障害のある従業員のサポートは、周囲の従業員にとって重要な役割ですが、その負担が過度にならないよう工夫することも必要です。支援制度を積極的に活用し、業務フローの見直しや業務の標準化を行うことで、サポート役の負担を軽減できます。

例えば、業務手順をマニュアル化し、誰でもサポートできる体制を整えることが効果的です。また、社内の進捗管理システムやコミュニケーションツールを活用し、情報共有を円滑に行うことで、個々の負担を分散できます。
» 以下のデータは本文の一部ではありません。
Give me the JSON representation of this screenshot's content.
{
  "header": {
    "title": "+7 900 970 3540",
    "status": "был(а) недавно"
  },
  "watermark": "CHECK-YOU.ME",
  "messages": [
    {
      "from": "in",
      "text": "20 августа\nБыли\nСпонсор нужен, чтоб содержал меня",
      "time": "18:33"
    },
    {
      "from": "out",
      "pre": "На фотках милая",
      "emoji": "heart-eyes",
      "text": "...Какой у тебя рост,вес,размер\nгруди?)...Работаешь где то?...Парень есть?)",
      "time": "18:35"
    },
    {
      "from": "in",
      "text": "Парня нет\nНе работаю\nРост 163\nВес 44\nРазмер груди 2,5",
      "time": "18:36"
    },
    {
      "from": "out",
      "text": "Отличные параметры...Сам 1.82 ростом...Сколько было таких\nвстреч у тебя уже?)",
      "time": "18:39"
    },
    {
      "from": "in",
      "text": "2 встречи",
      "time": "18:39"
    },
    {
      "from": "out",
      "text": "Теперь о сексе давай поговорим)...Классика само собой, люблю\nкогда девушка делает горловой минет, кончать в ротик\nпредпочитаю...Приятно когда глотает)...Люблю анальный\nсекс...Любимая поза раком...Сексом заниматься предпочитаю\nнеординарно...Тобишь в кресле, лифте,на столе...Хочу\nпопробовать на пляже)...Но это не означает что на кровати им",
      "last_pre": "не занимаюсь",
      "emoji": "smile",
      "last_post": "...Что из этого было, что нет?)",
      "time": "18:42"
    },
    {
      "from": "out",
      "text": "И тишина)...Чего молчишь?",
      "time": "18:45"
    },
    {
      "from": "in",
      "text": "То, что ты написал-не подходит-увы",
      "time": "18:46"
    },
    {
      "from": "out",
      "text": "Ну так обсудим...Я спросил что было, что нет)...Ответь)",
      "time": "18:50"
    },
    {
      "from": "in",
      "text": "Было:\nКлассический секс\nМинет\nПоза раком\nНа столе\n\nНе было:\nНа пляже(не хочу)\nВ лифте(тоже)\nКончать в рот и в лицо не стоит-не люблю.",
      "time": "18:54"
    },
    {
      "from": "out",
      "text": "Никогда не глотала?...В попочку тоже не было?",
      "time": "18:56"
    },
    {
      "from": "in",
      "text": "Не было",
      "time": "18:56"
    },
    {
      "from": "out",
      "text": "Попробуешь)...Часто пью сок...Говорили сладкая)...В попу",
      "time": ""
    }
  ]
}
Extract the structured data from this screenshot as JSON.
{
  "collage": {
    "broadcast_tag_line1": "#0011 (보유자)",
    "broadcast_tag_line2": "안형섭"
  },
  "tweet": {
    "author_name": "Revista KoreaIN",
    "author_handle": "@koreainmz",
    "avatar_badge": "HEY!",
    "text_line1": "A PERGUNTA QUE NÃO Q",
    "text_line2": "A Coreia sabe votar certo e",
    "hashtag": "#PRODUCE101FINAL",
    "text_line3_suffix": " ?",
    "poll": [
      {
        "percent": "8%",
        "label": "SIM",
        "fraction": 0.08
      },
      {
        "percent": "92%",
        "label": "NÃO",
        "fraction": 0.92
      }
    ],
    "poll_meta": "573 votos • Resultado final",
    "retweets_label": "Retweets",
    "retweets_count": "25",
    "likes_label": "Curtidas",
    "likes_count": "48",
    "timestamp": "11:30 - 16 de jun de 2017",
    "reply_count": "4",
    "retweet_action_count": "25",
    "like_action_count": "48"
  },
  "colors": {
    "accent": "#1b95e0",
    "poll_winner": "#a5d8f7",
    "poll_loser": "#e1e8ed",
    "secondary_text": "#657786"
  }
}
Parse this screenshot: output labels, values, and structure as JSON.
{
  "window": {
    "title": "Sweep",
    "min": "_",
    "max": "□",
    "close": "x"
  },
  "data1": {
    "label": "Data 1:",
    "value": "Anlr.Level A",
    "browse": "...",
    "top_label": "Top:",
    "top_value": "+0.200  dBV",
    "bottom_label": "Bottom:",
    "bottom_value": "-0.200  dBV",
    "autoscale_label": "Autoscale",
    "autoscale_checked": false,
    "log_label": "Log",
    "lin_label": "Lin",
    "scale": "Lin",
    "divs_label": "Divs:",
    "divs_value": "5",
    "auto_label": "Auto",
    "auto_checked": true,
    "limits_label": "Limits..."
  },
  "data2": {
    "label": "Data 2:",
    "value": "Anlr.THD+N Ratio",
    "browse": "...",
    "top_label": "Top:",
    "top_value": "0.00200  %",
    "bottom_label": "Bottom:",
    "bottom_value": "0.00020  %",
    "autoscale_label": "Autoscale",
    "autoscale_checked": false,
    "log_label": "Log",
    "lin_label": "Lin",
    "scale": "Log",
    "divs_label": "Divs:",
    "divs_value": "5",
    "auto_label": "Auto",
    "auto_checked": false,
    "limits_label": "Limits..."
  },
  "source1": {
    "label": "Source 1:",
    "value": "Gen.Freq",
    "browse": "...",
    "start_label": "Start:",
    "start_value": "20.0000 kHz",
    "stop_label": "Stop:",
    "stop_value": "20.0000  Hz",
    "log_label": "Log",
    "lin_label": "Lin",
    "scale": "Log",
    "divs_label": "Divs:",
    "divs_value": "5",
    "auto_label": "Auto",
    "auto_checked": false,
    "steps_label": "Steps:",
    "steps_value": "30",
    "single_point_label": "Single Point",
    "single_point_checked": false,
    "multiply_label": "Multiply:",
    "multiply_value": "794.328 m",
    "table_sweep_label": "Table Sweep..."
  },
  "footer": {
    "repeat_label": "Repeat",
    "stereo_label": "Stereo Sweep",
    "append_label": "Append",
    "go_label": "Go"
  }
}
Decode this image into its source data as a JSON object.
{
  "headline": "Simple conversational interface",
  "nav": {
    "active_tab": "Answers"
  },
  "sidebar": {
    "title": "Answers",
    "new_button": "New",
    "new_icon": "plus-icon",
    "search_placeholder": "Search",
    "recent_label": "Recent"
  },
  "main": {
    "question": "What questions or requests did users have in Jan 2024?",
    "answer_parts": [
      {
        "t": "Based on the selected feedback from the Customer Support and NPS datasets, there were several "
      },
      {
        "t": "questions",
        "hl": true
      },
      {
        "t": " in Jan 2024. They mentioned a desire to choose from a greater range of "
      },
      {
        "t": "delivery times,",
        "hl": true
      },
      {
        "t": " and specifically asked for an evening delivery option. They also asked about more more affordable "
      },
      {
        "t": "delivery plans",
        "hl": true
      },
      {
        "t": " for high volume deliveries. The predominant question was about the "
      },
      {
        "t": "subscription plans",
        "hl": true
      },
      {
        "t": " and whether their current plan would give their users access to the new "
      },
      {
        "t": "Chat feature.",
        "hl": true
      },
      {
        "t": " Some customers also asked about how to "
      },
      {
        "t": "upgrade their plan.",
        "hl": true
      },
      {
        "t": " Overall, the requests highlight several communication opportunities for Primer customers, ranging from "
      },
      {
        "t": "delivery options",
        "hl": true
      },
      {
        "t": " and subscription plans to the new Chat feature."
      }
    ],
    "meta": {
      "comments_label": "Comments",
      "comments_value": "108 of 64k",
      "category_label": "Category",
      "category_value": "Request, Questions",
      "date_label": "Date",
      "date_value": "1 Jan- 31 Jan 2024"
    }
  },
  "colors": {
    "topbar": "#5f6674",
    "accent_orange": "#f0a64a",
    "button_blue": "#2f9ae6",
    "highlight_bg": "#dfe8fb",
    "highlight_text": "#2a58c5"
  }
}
また、専門の支援スタッフを配置したり、外部の専門機関と連携したりすることで、サポート体制を強化することも可能です。このような工夫を重ねることで、周囲の従業員も自身の業務に集中でき、全体の業務効率が向上します。結果として、障害のある従業員も安心して働ける環境が整い、組織全体のパフォーマンス向上も期待できます。

まとめ

障害者雇用は法的に義務付けられており、一定数の従業員を抱える企業にとっては必ず行うべき取り組みです。法令を遵守するだけでなく、障害への理解を深め、障害のある方々を積極的に雇用していくことが重要です。企業が障害者雇用という側面で社会的責任を果たしつつ、多様な人材がもたらす新たな視点やアイデアを組織に取り入れることができます。

障害のある方が安心して働ける環境を整えるためには、社内全体での理解促進や適切なサポート体制の構築が重要です。障害のある従業員が持つ能力を最大限に活かし、組織の成長につなげることが可能となります。今後も障害者雇用を積極的に推進し、誰もが活躍できる社会の実現を目指しましょう。